- How do I calculate a median in SQL?
- Ask in plain English — 'median revenue per order.' Postgres has no `MEDIAN()` function, so nlqdb compiles the ordered-set aggregate `PERCENTILE_CONT(0.5) WITHIN GROUP (ORDER BY revenue)`, runs it, and returns the value plus the SQL it ran. You get the middle value without remembering the `WITHIN GROUP` syntax.

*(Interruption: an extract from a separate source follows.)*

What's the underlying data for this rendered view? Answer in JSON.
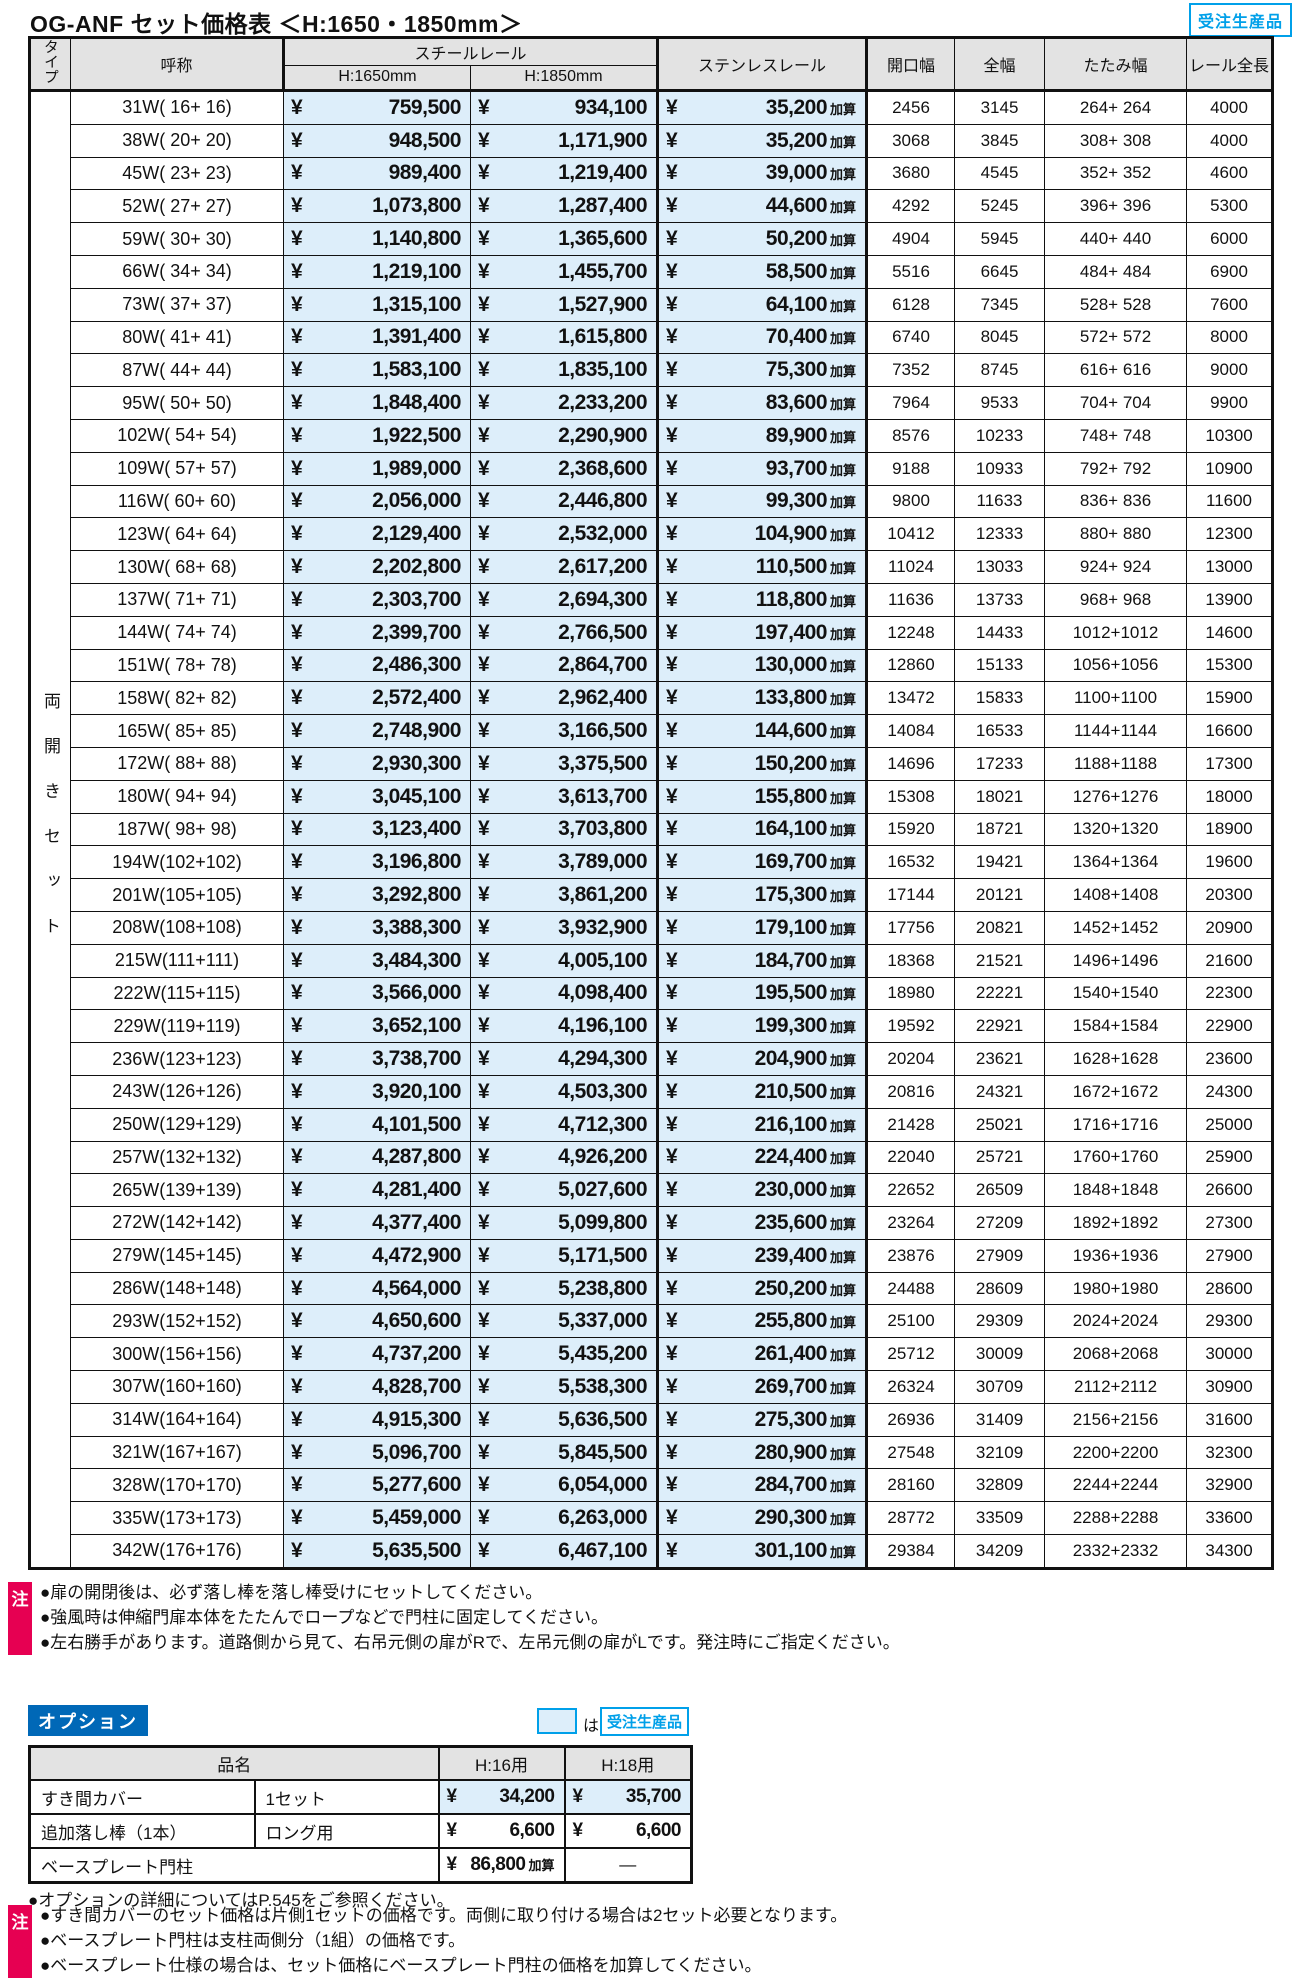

The honest limit: you have to name a column it can order by.
- What's the difference between PERCENTILE_CONT and PERCENTILE_DISC?
- `PERCENTILE_CONT` interpolates between the two middle rows — the continuous median of [1, 2] is 1.5. `PERCENTILE_DISC` returns an actual value present in the data — the discrete median of [1, 2] is 1. They diverge on even-sized sets and on categorical-but-ordered data. nlqdb shows which one the compiled SQL used so you can confirm you got the one you meant.
- Can I get a p90, p95, or p99 percentile too?
- Yes — they're the same ordered-set aggregate with a different fraction: `PERCENTILE_CONT(0.9) WITHIN GROUP (ORDER BY latency)` for p90, `0.95` for p95. Ask for 'the 95th percentile of response time' and nlqdb compiles the fraction, then shows the SQL. The honest limit: name the column and the percentile you want.
- Can I compute a median or percentile on a Postgres database I already run?
- Yes — connect it with the signed-in BYO connect verb (`nlq db connect`, `SK-DBCONN-001`; see /solve/query-existing-postgres-in-natural-language) and ask for the summary in place, no ETL into a separate store. The honest limits: BYO connect is signed-in only (not the public embed), and nlqdb returns the percentile with a read-only query — it doesn't persist a materialized summary for you.